10 novembre 2023

La sonata K126 di Domenico Scarlatti: interpretazioni diverse

 



"Questa sonata, struggente e capricciosa," scrive Christian Lorandin "esprime la profonda malinconia e l'incredibile fantasia, per non dire follia, di certi brani popolari spagnoli. È intriso di questo folklore. Acciaccature, rasgueado, modalità, modulazioni imprevedibili, tetracordo discendente, forniscono il materiale per questa pagina. La serie di arpeggi ricorrenti distribuiti tra le due mani che tessono uno spazio infinito, come la volta stellata delle calde notti andaluse che contempliamo, mentre il profumo degli aranci si mescola a qualche musica popolare che risuona in lontananza, aggiunge l'impressione di estrema solitudine e semplicità contemplativa avvertita fin dall'inizio dell'opera."

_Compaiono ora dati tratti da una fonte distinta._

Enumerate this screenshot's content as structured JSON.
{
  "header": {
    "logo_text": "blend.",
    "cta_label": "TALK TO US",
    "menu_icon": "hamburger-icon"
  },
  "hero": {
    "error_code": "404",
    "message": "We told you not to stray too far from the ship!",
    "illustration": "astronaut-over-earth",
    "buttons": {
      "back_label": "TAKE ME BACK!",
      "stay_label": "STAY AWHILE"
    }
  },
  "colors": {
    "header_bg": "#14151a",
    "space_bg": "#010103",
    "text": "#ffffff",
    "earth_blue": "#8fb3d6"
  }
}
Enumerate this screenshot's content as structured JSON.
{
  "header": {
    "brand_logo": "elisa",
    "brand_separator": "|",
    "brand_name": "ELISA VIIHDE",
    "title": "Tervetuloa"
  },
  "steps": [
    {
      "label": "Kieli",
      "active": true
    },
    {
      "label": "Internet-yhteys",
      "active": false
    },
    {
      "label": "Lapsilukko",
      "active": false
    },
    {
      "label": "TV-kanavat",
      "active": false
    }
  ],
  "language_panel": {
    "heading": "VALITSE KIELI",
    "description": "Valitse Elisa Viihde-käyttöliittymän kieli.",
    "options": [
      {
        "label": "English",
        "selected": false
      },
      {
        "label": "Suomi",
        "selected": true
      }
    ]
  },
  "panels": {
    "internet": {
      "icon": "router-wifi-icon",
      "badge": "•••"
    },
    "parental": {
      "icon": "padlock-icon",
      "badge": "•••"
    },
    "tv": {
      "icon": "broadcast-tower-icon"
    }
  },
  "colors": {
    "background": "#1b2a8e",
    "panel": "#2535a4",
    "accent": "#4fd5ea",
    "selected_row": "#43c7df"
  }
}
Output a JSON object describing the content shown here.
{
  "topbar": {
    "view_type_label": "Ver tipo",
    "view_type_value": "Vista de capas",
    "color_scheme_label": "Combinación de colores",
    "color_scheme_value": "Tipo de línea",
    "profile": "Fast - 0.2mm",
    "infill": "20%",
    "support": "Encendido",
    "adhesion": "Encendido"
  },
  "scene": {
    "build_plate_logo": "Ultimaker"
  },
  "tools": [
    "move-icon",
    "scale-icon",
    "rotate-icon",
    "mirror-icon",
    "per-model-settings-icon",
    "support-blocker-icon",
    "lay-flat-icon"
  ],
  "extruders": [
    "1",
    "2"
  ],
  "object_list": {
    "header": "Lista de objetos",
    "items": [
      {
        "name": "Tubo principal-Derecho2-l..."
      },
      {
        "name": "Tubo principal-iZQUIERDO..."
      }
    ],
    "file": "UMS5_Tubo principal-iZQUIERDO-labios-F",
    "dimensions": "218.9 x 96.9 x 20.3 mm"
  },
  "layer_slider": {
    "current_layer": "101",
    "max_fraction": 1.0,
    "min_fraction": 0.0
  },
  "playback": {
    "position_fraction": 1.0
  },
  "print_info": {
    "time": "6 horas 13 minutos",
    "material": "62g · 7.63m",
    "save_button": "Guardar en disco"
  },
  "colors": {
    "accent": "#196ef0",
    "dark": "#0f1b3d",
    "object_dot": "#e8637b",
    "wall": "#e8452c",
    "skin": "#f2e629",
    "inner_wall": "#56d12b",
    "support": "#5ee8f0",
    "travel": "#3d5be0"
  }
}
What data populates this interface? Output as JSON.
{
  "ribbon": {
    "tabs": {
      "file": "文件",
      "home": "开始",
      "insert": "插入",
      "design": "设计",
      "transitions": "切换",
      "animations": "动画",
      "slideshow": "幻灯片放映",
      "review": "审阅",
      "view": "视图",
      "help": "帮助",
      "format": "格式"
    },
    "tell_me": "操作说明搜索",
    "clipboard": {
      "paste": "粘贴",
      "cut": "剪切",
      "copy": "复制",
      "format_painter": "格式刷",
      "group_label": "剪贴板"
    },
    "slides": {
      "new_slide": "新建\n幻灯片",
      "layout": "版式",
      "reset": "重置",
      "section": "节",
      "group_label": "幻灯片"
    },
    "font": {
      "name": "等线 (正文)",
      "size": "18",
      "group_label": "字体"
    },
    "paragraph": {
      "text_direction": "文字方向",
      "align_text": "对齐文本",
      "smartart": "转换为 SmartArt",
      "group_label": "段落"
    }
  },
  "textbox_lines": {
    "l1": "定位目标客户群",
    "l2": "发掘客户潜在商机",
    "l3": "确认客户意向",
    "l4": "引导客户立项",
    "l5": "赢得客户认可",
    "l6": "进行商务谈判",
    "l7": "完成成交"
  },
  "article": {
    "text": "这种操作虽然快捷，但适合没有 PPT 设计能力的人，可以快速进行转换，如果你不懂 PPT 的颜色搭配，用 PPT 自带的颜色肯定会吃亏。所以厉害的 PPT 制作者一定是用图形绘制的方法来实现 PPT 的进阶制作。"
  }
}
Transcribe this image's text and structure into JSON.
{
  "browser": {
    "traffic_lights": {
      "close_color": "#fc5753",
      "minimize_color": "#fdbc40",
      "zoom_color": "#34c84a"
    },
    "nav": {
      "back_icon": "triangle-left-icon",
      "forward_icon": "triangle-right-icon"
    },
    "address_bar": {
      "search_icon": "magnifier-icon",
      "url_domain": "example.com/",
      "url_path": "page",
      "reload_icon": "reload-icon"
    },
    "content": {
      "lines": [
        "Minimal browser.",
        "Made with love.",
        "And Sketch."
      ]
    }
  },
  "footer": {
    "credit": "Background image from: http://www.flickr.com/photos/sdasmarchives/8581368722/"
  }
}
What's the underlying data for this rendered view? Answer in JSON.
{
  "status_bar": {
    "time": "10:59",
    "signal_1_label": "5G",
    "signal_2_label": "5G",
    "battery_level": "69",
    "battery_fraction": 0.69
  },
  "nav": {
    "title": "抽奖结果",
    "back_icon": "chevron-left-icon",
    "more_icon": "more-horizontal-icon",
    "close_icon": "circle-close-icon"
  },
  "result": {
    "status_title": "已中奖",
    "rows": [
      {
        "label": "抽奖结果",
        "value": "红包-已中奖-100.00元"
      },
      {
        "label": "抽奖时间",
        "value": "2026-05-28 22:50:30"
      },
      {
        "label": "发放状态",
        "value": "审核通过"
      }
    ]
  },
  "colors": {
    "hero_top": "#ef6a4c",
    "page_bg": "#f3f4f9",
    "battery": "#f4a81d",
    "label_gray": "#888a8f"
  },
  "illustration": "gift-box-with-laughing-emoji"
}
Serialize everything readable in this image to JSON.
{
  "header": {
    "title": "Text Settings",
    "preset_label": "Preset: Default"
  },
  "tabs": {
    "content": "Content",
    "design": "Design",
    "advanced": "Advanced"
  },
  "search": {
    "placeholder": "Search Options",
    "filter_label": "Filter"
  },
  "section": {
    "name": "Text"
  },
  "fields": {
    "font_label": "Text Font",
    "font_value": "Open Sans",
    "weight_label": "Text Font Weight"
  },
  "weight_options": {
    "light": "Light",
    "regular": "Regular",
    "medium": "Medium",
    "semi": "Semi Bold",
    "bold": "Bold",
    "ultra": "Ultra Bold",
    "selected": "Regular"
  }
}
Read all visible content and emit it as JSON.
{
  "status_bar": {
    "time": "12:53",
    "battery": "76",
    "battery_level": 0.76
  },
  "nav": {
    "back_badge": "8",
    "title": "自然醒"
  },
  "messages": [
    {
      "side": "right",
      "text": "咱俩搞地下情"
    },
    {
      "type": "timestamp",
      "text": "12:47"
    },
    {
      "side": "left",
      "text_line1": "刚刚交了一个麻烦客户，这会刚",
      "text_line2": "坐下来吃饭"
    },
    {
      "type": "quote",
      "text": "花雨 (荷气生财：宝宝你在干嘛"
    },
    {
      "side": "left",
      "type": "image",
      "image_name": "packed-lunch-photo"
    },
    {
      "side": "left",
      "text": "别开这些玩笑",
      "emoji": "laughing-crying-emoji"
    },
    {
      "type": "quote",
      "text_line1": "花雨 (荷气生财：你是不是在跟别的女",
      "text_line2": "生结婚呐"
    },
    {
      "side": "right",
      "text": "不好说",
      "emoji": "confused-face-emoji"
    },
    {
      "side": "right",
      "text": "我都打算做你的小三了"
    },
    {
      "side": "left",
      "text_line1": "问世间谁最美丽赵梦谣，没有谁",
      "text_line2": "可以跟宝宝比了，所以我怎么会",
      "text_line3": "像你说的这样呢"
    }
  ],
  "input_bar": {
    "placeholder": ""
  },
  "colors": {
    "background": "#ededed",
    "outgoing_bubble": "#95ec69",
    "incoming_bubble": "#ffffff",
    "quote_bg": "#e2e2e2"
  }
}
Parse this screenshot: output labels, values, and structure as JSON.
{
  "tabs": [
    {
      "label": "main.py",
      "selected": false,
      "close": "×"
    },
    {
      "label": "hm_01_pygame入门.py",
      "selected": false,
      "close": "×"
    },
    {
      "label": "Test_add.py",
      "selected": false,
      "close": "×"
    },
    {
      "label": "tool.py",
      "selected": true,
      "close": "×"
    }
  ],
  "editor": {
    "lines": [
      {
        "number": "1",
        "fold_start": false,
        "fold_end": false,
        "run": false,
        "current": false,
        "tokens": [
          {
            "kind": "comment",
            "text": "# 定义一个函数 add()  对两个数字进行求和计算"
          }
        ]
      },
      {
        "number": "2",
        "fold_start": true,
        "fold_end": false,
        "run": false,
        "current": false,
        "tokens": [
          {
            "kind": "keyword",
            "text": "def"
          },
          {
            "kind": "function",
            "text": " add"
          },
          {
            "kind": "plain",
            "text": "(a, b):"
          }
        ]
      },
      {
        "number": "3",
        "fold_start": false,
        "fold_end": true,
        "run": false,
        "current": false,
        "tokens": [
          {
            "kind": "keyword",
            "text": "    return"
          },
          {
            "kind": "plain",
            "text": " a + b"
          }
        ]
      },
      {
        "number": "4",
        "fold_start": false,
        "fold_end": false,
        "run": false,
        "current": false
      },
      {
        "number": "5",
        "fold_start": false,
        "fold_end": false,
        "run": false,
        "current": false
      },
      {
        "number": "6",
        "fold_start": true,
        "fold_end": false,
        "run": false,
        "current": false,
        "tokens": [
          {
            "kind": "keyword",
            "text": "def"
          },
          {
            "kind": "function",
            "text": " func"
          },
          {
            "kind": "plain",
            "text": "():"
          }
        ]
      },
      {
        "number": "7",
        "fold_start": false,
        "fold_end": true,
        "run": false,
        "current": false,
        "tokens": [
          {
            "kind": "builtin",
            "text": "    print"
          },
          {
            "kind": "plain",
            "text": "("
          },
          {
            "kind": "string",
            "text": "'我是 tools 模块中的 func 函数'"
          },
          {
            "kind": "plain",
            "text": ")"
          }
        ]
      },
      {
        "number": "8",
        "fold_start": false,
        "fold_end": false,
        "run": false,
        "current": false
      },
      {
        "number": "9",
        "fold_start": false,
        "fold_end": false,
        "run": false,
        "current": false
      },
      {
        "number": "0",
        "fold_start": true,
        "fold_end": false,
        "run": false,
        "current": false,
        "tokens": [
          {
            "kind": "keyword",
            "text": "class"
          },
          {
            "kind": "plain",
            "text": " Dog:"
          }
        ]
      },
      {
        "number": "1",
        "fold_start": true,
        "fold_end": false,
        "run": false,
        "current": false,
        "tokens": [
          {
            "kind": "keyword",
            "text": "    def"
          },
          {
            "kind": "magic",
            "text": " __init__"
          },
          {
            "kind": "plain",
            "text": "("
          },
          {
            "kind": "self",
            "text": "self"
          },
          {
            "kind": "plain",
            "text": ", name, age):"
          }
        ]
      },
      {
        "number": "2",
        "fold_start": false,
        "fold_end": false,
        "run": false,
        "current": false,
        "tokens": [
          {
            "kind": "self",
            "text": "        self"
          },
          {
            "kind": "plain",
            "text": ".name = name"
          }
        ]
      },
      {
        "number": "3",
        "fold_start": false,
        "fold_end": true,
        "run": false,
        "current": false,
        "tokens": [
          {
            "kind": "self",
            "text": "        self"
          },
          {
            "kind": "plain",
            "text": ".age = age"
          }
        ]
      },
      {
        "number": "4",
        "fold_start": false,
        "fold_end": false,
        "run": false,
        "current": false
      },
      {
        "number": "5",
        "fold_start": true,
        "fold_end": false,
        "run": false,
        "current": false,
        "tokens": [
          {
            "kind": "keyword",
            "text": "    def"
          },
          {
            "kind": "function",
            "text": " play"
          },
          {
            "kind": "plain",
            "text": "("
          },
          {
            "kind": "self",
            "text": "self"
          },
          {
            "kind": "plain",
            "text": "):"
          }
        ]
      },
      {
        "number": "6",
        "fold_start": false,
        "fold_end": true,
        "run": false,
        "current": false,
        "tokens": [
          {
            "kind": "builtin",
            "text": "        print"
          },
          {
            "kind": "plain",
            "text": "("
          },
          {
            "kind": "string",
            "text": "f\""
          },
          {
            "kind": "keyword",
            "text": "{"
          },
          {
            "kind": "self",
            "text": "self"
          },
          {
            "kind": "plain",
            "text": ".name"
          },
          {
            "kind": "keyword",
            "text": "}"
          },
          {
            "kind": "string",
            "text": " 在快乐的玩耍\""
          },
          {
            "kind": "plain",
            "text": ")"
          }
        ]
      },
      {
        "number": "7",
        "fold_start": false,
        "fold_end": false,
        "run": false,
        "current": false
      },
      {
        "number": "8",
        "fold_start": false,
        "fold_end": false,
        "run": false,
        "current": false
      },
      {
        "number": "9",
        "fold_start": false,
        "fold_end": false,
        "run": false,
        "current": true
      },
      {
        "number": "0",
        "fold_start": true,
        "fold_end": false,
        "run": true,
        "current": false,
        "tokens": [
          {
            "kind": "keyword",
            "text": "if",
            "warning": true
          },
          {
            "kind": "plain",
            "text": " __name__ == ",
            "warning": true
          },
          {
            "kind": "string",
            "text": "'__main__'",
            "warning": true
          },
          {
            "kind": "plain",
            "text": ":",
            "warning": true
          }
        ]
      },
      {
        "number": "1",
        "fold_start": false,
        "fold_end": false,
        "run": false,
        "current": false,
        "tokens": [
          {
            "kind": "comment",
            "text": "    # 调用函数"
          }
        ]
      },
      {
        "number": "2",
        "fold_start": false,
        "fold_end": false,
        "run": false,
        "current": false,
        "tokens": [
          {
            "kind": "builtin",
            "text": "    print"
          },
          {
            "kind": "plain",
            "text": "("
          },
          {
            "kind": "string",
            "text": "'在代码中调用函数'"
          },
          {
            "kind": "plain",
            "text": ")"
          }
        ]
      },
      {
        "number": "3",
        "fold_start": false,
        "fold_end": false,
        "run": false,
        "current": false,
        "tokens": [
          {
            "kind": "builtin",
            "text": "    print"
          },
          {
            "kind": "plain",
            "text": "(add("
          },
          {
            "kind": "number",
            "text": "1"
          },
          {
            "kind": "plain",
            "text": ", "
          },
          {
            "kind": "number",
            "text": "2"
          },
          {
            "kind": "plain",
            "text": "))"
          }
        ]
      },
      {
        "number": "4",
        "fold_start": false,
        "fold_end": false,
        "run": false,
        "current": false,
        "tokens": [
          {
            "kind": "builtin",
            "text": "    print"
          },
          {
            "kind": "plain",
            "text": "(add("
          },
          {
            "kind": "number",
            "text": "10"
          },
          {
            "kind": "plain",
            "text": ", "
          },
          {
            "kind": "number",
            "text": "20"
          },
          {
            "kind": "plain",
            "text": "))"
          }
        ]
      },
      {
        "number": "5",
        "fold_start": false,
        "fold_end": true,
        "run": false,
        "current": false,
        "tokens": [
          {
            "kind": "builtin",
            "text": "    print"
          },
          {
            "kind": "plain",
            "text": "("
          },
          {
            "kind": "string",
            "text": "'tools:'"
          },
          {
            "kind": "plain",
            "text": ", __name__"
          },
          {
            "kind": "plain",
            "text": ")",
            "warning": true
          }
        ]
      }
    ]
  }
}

Possiamo immaginare che Scarlatti, trasferitosi in Portogallo nel 1719 e in Spagna nel 1729, abbia assistito alle prime forme di canti di origine andalusa/gitana che prenderanno poi il nome di flamenco.

In questa sonata il rimando a questo elemento culturale, a mio avviso, è evidente a partire dalla battuta n. 17, dove si introduce una melodia semplice ma estremamente sinuosa, con un intervallo di settima diminuita prima discendente e poi ascendente... 

Vi invito ad ascoltare per intero la sonata nella versione per clavicembalo di Scott Ross (qui presentata con lo spartito grazie a Miguel Fontes Meira)


Una versione alternativa a quella di Ross, sempre per clavicembalo, è quella di Frédérick Haas. Interessante, ma mi sembra che nello sforzo di essere più espressivo perde l'incalzare del ritmo, che invece Ross tiene magnificamente. 


Un altro clavicembalista che invece tiene il ritmo, ma con rallentandi espressivi efficaci, è David Louie:

 

Entriamo adesso nelle versioni per pianoforte, dove lo strumento consente di sottolineare la drammaticità della sonata. 

Ascoltiamo l'interpretazione di François Weigel, che gioca in modo (forse eccessivo! ma) divertente con le accelerazioni:


Ecco una versione per pianoforte di Andrea Molteni, che aggiunge molti "abbellimenti"...


Ed  ecco l'interpretazione di Lorandin, cha ha inserito in YouTube anche il brano descrittivo col quale abbiamo aperto questo post. Apprezzo lo sforzo drammatico di Lorandin... traspare tutta la sua ammirazione per questa sonata, che racchiude in un'apparente semplicità sentimenti profondi. Sono d'accordo con lui...  vi sono in questa sonata sia una forte sensualità sia un forte senso di solitudine malinconica.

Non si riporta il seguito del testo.